How Not to Get Into College
The Preoccupation with Preparation

By Alfie Kohn

Education…is a process of living and not a preparation for future living.
-- John Dewey

In 1981, while I was teaching at an independent school, this journal published my very first article about education. It was an ironic commentary, perhaps a tad short on subtlety, entitled “How to Make the Least of Your College Years,” and it consisted of ten rules that had already “helped literally millions of students successfully avoid meaningful learning experiences.” Among them:

Let grades control your life. All decisions about how to spend your time and plan your academic schedule should be arrived at with grades in mind. Anything that increases the probability of an A is time well spent; conversely, anything that distracts your attention from boosting a grade is time wasted. . . .

Most important of all, always think in terms of “product.” . . . If an activity most likely will not lead to a tangible reward…you’re better off without it. Under no circumstances should you allow yourself to enjoy something for its own sake.

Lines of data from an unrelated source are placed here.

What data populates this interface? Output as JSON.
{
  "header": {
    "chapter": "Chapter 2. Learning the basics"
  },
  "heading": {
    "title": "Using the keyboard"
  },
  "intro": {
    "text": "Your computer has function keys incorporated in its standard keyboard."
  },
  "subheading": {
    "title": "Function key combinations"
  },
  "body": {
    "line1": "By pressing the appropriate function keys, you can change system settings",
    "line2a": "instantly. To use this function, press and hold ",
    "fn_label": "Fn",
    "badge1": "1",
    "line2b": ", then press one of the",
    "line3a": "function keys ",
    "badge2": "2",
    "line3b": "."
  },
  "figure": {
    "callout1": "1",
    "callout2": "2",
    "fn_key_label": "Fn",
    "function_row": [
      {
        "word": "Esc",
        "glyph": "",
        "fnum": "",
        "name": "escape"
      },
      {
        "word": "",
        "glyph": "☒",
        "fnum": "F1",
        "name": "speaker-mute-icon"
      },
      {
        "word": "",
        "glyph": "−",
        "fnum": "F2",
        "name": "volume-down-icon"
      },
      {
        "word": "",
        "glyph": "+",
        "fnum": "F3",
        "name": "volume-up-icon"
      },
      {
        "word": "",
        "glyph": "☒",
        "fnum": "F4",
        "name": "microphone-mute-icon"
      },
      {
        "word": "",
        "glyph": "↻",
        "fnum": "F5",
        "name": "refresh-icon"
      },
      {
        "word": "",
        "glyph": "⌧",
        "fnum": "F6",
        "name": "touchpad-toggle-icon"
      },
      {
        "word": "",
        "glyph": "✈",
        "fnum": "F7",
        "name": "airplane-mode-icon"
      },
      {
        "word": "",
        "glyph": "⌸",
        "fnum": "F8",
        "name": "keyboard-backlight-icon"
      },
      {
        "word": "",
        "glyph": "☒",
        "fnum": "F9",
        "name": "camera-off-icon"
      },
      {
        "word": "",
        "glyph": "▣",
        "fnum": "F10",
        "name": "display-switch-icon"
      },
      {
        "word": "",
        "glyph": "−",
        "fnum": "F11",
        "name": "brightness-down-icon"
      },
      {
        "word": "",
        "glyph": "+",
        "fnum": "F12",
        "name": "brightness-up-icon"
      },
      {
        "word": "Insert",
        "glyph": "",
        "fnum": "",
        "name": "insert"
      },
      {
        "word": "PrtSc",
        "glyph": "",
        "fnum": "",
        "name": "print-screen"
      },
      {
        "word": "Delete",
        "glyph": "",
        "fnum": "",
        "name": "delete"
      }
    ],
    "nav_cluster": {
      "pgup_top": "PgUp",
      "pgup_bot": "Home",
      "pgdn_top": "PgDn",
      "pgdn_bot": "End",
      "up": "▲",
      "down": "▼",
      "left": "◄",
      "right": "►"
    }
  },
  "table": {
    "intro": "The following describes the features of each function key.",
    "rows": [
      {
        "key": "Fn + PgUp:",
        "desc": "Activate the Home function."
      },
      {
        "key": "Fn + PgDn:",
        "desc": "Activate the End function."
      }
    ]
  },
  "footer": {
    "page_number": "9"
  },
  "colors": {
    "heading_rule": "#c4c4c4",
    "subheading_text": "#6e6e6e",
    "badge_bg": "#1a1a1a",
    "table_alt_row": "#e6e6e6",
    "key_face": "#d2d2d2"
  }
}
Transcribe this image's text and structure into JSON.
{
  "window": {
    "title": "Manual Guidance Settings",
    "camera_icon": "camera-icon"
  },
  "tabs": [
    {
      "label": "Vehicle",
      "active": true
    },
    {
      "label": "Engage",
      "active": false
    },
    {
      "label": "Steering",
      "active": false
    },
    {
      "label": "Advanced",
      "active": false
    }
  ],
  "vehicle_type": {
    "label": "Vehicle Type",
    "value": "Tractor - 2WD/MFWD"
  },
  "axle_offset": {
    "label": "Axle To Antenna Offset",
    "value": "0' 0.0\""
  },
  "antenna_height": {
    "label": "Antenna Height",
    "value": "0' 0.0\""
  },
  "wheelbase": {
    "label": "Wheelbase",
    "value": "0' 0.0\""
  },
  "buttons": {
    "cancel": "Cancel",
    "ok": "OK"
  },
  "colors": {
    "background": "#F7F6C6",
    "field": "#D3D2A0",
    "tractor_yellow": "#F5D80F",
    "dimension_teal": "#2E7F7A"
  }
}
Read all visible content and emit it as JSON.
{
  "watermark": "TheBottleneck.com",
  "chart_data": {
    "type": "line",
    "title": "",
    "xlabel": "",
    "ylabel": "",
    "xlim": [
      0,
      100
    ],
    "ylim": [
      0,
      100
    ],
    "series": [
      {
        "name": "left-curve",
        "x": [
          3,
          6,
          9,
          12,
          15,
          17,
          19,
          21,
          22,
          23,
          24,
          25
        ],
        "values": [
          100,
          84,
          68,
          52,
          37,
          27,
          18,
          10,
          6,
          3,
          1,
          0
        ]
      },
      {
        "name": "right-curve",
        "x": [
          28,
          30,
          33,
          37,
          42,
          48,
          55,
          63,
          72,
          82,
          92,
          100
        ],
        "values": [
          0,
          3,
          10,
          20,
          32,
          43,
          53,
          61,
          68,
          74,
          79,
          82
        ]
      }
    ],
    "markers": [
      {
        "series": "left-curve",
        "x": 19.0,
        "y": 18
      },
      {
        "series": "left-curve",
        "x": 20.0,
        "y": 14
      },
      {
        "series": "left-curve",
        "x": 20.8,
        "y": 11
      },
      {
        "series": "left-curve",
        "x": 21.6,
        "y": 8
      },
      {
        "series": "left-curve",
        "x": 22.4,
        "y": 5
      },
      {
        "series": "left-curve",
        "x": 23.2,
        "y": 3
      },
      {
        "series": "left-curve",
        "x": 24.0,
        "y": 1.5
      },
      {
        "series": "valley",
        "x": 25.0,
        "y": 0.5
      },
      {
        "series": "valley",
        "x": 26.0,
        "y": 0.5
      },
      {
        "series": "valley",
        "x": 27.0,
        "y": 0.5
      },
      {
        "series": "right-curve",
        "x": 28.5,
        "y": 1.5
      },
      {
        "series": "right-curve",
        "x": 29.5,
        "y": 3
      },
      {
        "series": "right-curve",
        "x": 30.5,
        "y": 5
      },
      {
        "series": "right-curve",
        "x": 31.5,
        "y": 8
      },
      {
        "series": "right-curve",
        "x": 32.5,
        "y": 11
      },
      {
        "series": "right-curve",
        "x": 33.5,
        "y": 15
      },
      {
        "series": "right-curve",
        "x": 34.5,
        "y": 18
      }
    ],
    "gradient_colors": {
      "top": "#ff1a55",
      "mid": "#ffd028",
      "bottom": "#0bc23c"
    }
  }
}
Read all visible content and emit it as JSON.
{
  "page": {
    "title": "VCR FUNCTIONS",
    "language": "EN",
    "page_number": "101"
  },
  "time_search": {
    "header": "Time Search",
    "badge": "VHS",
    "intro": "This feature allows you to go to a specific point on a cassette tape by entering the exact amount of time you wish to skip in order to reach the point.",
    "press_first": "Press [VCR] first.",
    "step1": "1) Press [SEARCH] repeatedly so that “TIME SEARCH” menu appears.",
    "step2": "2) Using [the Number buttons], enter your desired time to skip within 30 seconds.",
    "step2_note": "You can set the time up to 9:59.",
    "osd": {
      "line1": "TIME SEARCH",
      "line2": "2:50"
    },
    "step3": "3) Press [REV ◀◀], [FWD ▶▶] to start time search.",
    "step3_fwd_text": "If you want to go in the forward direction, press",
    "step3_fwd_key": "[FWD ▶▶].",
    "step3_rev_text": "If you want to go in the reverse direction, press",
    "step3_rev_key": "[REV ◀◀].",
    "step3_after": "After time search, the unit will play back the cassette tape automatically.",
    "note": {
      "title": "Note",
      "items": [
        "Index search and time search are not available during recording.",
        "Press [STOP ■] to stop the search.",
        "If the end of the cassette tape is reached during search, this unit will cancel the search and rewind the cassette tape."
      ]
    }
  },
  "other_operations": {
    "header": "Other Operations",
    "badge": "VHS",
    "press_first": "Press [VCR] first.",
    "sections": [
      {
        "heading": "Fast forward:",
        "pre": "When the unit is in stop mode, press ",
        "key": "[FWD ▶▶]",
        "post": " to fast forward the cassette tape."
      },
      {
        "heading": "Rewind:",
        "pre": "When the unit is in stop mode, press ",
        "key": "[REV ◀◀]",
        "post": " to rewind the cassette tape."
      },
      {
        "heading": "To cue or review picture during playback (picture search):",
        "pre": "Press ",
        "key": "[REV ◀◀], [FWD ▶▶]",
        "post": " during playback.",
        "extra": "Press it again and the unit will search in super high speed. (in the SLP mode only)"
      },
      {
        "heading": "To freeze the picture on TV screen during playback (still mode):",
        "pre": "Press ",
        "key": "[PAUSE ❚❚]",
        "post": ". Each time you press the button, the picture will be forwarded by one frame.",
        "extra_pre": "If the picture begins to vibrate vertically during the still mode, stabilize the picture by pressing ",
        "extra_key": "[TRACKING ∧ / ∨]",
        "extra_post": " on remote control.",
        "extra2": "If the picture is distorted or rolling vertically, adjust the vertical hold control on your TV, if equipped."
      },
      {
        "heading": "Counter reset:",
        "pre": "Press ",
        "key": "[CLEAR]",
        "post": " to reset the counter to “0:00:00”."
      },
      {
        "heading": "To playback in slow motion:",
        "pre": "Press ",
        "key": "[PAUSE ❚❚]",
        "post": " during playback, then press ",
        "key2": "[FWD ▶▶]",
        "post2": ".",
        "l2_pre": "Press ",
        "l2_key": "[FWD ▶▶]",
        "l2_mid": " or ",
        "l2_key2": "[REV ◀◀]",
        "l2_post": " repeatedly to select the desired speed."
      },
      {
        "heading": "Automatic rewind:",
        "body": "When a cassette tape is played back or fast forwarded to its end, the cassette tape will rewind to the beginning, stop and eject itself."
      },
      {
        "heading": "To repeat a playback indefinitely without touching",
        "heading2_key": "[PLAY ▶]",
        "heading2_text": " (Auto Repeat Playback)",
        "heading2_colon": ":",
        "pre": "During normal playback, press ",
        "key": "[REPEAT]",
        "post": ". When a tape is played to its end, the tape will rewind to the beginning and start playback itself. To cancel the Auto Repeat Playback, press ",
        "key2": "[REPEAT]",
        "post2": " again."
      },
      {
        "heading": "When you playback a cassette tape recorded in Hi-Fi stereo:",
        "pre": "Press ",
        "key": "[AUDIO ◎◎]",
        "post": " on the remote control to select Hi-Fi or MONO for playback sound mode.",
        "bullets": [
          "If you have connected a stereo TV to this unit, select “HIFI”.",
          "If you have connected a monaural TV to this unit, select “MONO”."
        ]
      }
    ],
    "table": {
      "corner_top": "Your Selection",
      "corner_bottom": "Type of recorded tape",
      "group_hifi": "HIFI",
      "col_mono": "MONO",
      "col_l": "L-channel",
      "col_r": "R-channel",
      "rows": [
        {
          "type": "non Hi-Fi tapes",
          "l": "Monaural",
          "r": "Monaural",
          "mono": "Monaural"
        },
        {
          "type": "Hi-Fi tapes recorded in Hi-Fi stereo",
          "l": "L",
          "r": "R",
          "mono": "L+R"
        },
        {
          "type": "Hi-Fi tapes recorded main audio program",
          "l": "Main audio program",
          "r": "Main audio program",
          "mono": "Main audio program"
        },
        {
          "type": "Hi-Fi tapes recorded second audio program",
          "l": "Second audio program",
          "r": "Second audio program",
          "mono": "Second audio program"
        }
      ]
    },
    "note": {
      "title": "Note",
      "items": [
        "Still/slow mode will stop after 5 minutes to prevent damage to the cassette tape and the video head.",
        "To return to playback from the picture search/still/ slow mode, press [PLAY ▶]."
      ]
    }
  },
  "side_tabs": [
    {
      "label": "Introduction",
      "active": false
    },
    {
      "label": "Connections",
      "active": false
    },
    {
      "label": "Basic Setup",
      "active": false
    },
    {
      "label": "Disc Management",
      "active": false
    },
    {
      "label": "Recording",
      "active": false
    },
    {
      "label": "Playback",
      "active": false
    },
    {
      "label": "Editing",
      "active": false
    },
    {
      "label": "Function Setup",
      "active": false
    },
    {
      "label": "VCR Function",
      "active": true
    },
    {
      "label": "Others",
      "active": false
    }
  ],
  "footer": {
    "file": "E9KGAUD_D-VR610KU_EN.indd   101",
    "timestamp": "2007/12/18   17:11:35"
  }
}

These bits of paradoxical advice were intended to satirize something that I continue to write about, more than two decades letter. Now, however, the sensibility in question shows up long before students even get to college. Indeed, teenagers are making the least of their high school years in large part because of their desperate attempts to get into college.

There’s another respect in which my article might need updating. It seemed to imply that students simply choose to act this way and ought to wise up. In effect, I was blaming the victims rather than looking at the systemic factors that turned them into grade grubbers: pressure from teachers and parents, broader social forces, and the existence of grades themselves. The students’ behavior may even be an indirect result of well-meaning articles advising educators how to be more effective at preparing each student to triumph over his or her peers and get into the most selective colleges. Such advice distracts us from the terrible costs of that process, particularly when it eclipses other values and goals. Take a step back from discussions about the relative benefits of SAT I and SAT II, or the effects of early admission, or other aspects of the search for more efficient methods for grooming students’ transcripts, and ask the deeper, more subversive question: What are we doing to our students in the name of college prep?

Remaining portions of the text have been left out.